Die Unruhen in den bosnischen Städten kommen für das liberale Webportal tportal.hr nicht überraschend. Denn Staaten, die der Zugehörigkeit zu Ethnien eine größere Bedeutung beimessen als den staatsbürgerlichen Rechten und Pflichten, brächen zwangsläufig zusammen: "Wie auch all seine Nachbarn ist Bosnien-Herzegowina kein Staat. Denn ein Gebilde, das auf nationalen Prinzipien beruht anstatt auf der Souveränität des Bürgers, den Menschenrechten und der Freiheit, kann kein Staat sein. ... Die Gesellschaft steckt in einer Parallelwelt nationaler Fiktionen fest, in der es wichtiger geworden ist, Bosniake, Kroate oder Serbe zu sein, als ein menschliches Wesen und ein Bürger mit einer individuellen Identität. Die Grenzen und die Souveränität von Staaten, Ethnien und Bezirksregierungen sind wichtiger geworden als das Leben selbst. ... Das zwangsläufige Ergebnis dieser Entwicklung ist die ökonomische, politische, kulturelle - einfach allumfassende - Implosion."
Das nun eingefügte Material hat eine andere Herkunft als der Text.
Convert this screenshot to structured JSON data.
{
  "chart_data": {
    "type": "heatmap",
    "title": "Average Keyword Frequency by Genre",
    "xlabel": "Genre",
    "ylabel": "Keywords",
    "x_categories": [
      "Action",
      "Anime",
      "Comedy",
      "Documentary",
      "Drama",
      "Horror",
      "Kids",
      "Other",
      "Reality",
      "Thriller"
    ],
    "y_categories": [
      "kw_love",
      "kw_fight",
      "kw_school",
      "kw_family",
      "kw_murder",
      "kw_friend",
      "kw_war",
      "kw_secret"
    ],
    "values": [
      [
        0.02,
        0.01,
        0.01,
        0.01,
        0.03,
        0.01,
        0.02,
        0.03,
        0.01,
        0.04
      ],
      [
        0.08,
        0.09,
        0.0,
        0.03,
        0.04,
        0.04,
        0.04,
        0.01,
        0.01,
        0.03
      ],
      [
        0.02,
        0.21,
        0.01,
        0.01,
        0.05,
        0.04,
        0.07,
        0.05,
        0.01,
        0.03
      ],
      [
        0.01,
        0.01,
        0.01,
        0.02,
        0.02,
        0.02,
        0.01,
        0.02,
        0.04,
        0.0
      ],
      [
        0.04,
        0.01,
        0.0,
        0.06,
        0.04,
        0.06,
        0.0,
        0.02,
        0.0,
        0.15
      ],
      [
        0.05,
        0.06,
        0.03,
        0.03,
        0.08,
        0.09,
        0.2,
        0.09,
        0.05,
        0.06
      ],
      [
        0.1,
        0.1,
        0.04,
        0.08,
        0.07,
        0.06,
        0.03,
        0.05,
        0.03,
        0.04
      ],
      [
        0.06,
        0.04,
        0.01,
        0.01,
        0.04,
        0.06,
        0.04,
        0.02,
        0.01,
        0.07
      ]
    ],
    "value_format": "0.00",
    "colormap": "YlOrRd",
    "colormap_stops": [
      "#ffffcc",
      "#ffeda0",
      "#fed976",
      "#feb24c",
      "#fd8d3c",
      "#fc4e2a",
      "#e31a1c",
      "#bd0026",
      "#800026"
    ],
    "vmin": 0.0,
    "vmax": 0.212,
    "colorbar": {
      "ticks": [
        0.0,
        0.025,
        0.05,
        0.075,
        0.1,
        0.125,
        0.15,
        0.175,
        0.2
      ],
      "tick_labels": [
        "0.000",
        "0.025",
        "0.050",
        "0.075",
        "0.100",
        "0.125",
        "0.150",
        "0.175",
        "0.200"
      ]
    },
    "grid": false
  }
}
Tportal - Kroatien | 12.08.2013

Gefährlicher und überflüssiger Streit

Der Streit um Gibraltar ist überflüssig und gefährlich, mahnt das liberale Webportal tportal.hr: "Es fällt nicht leicht, sich düsteren Assoziationen zu entziehen. Jedes Mal, wenn jemand behauptete, dass irgendein Gebiet 'uns gehört', entstand ein größeres oder kleineres oder ganz großes Übel, seien es Danzig, Triest, Knin, Kosovo, die Golan-Höhen, Kaschmir oder die Falkland-Inseln. Grenzen zu ändern, Staaten zu stürzen und neue Staaten aufzubauen ist lebensgefährlich. Nicht die Territorien sind wichtig, sondern die Menschen, die Bürger, deren Leben, Schicksal und Rechte ein territorialer Streit unter keinen Umständen gefährden darf. ... Einem vernünftigen Bürger sollte es egal sein, in welchem Land er lebt - unter der Bedingung, dass es demokratisch ist, die Menschenrechte schützt, eine vernünftige Wirtschaftspolitik betreibt und vom Bürger nicht erwartet, dass er in das Land verliebt ist."

Tportal - Kroatien | 15.07.2013

Vuk Perišić fordert mehr Kapitalismus in Kroatien

Fünf Jahre nach Beginn der Wirtschaftskrise machen viele Kroaten den Kapitalismus für diese verantwortlich und fühlen sich dem freien Markt schutzlos ausgeliefert. Das ist falsch, betont Vuk Perišić auf dem liberalen Webportal t-portal: "Privates Unternehmertum und freie Märkte sind in Kroatien Ausnahmen an den Rändern der Gesellschaft. Diese Überbleibsel vernichtet der Staat systematisch mit allen fiskalischen und administrativen Mitteln. ... Der Kapitalismus ist kein Wert für sich. Im Gegenteil, er ist ein rohes System, das auf anhaltender Ungewissheit gründet. Aber gerade in dieser Ungewissheit verbirgt sich seine Qualität. Alle Systeme, die Sicherheit und Gewissheit versprachen, haben ihre Anhänger nur in den sicheren und gewissen Untergang geführt. ... Während Nationalismus und Sozialismus Illusionen boten, bietet der Kapitalismus Möglichkeiten. Im Kapitalismus ist der Erfolg nicht garantiert, aber möglich. Vielleicht ist diese Ungewissheit unerträglich und ungerecht, aber das Leben selbst ist nicht wesentlich anders."